6. Modes of Applications of Beta-Lactam Antibiotics

For beta-lactams, as typical time-dependent killing antibiotics, optimal PK/PD targets of beta-lactams are achieved by keeping the plasmatic concentration within certain concentration limits without major fluctuations. Based on population pharmacokinetic studies, extended-length (usually ≥ 3 h) or continuous infusions following a loading dose provide better attainment of PK targets than standard infusions [46][47][48]. The clinical benefit was proven in patients with severe sepsis [49], and although this finding may not be consistent [50], results of meta-analyses suggest better outcomes in septic patients treated with this strategy [51][52][53]. These outcomes were most prominent in critically ill or immunocompromised patients with infections caused by non-fermenting Gram-negative bacteria, especially Pseudomonas aeruginosa [54][55]. Prolonged infusion resulted in improved outcomes in patients with lower respiratory tract infections [51][56]. The administration of beta-lactams in prolonged or continuous infusions has also been recommended in the latest Surviving Sepsis Campaign guidelines [57].
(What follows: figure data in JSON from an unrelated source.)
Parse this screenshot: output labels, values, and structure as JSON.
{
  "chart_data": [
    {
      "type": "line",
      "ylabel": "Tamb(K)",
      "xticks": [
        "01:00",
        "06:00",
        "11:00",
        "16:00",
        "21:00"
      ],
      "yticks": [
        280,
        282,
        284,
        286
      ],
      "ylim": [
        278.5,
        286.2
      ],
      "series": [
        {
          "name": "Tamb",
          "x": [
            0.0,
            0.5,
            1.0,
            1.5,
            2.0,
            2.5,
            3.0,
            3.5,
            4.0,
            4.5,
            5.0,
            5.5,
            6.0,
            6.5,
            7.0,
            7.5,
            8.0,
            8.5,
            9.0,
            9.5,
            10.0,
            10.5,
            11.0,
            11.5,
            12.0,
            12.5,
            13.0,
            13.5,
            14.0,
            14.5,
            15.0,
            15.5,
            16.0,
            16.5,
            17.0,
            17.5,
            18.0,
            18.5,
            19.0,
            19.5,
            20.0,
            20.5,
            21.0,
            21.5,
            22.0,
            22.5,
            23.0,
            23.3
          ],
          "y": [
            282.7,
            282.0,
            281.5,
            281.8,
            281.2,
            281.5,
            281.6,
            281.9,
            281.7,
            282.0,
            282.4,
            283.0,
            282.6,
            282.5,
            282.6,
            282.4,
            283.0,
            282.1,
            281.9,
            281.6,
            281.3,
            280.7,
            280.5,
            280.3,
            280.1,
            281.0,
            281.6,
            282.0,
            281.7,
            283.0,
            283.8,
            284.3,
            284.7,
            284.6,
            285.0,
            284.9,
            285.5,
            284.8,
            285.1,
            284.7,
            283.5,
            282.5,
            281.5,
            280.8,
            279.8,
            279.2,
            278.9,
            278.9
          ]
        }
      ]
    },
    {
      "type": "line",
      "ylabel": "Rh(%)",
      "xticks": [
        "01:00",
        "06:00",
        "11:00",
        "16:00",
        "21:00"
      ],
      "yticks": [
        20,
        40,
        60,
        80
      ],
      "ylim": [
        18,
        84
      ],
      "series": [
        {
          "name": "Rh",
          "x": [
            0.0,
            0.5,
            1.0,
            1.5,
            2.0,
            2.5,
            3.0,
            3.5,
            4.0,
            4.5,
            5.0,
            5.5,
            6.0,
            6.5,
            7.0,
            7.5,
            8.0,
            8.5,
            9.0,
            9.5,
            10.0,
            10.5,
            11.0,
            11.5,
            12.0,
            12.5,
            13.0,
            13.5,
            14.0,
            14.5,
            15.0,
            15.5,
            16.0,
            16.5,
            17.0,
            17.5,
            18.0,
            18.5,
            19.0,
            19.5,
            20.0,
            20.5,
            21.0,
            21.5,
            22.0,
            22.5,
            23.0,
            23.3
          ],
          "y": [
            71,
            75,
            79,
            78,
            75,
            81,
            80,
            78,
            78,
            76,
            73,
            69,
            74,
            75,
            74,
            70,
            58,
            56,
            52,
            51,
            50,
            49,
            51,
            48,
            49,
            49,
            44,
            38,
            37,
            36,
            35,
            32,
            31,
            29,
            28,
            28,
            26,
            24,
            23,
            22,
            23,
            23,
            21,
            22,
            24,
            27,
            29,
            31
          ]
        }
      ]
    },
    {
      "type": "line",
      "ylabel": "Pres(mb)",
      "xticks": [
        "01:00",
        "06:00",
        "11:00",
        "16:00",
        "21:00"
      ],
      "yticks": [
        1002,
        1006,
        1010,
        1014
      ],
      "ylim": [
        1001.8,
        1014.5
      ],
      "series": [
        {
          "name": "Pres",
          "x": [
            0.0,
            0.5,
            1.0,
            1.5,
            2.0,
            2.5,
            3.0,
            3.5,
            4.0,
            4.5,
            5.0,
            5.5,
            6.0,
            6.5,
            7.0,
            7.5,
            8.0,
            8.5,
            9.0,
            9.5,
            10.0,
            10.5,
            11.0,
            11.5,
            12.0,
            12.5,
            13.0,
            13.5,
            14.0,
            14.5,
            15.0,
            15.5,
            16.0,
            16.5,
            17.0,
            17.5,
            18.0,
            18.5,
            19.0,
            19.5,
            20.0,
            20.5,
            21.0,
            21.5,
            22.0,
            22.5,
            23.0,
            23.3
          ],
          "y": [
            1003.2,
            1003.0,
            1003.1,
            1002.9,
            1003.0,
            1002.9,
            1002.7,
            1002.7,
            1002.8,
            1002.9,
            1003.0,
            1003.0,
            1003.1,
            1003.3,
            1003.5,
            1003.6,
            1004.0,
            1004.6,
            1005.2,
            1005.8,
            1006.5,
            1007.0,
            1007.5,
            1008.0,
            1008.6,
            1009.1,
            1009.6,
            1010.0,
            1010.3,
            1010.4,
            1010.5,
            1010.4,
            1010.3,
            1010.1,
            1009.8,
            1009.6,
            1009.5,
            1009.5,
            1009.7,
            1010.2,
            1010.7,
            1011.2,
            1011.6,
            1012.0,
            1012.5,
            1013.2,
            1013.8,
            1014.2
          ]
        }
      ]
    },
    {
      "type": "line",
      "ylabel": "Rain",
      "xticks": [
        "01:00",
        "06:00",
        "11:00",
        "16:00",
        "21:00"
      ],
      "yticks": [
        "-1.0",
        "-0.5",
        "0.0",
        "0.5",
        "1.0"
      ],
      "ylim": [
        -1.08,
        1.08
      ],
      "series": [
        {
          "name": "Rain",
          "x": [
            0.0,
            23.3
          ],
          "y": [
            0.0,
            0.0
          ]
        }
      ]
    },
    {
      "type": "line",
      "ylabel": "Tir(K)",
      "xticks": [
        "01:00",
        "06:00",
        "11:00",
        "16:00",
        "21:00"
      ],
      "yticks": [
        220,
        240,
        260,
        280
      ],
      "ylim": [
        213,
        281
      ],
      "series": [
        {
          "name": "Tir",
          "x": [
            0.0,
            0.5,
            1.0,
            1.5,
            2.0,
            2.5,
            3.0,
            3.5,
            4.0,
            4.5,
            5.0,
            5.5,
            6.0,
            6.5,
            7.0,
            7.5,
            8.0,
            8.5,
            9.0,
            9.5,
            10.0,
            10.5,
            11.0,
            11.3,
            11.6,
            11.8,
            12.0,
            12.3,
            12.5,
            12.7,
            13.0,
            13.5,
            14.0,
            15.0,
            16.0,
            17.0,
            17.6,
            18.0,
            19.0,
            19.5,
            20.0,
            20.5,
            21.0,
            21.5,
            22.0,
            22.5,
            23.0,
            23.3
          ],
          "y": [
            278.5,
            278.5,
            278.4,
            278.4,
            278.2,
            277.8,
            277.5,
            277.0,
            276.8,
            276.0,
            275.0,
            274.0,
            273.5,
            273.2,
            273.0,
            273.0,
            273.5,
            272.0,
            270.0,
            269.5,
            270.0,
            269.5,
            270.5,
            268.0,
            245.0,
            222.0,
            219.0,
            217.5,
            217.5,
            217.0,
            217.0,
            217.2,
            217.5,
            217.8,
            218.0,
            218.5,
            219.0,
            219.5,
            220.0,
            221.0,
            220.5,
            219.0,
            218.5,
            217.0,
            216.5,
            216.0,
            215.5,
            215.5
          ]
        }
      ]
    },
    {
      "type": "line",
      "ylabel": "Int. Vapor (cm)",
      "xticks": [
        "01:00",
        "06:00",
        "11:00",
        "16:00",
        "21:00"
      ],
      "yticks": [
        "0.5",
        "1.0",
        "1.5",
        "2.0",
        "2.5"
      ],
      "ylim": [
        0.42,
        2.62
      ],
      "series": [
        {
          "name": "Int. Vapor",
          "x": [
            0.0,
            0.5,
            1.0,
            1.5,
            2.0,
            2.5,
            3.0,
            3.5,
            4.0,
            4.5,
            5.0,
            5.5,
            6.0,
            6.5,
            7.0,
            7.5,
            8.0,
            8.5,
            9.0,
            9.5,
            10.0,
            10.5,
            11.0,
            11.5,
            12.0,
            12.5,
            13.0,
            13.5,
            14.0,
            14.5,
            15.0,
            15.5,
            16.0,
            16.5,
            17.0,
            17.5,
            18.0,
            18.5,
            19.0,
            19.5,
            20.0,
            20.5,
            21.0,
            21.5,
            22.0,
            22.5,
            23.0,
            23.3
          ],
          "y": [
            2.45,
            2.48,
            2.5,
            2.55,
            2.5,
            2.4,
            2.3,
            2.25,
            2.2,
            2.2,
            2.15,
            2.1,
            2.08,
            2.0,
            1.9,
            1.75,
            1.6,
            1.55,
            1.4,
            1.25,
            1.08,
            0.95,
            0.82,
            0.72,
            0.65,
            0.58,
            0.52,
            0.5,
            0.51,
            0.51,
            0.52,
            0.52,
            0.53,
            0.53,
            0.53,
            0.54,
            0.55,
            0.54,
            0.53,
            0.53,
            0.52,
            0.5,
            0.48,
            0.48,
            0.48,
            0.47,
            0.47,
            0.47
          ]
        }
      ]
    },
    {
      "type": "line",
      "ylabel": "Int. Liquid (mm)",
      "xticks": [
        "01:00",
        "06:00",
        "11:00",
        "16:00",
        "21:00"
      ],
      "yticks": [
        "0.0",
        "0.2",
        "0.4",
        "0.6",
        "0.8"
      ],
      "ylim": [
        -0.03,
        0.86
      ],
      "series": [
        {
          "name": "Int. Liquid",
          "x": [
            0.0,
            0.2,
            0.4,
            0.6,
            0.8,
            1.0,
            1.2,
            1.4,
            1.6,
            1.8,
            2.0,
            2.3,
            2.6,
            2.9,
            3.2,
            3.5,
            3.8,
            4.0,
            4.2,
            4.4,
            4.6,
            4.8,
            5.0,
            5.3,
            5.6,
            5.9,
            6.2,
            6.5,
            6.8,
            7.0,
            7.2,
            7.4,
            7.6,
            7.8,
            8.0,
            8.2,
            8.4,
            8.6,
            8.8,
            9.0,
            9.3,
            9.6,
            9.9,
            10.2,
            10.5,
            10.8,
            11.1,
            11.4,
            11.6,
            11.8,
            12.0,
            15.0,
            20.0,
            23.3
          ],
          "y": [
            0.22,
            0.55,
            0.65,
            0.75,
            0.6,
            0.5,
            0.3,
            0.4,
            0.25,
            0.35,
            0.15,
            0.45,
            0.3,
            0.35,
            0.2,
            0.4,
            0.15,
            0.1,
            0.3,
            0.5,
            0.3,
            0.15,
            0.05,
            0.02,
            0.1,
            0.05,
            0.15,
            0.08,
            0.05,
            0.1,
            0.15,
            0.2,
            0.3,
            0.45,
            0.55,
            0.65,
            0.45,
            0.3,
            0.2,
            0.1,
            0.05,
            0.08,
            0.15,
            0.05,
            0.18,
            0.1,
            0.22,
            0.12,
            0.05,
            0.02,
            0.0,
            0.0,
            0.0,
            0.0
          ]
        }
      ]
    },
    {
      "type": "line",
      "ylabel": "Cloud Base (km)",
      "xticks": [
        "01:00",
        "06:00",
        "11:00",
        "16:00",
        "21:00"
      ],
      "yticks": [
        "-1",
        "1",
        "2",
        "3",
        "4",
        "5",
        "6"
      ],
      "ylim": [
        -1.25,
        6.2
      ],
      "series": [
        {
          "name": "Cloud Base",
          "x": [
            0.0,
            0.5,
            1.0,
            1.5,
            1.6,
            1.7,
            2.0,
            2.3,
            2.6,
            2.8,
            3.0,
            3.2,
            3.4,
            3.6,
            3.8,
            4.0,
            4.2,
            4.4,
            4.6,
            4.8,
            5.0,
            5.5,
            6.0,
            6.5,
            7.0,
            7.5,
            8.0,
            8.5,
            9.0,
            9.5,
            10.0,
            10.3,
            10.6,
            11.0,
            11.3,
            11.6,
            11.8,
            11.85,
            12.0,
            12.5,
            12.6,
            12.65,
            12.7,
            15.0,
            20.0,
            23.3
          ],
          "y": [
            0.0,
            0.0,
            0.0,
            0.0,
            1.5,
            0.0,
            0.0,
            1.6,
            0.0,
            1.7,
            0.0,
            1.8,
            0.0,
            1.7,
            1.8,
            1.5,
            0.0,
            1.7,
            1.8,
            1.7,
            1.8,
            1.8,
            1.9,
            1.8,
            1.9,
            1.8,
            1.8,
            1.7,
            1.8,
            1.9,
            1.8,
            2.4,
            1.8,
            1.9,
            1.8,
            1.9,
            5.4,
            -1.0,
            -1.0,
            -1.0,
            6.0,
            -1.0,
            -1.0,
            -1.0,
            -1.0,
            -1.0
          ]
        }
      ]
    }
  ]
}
The chemical stability of beta-lactam infusions lasting more than several hours has been questioned. This becomes an issue with imipenem (2 h), meropenem and ertapenem (6 h). Other beta-lactams remain stable after reconstitution in a 0.9% NaCl solution for more than 8–12 h, enabling their safe use in form of a continuous infusion with several changes of a new antibiotic solution per day [58][59].
When applying a beta-lactam antibiotic in the form of a continuous or prolonged infusion, the application of a loading dose is crucial [2][54]. The optimum initial dose for each antibiotic is calculated primarily by its Vd and should not be modified according to the degree of organ dysfunction. The administration of a loading dose identical to the dose used in intermittent application seems to be a reasonable approach.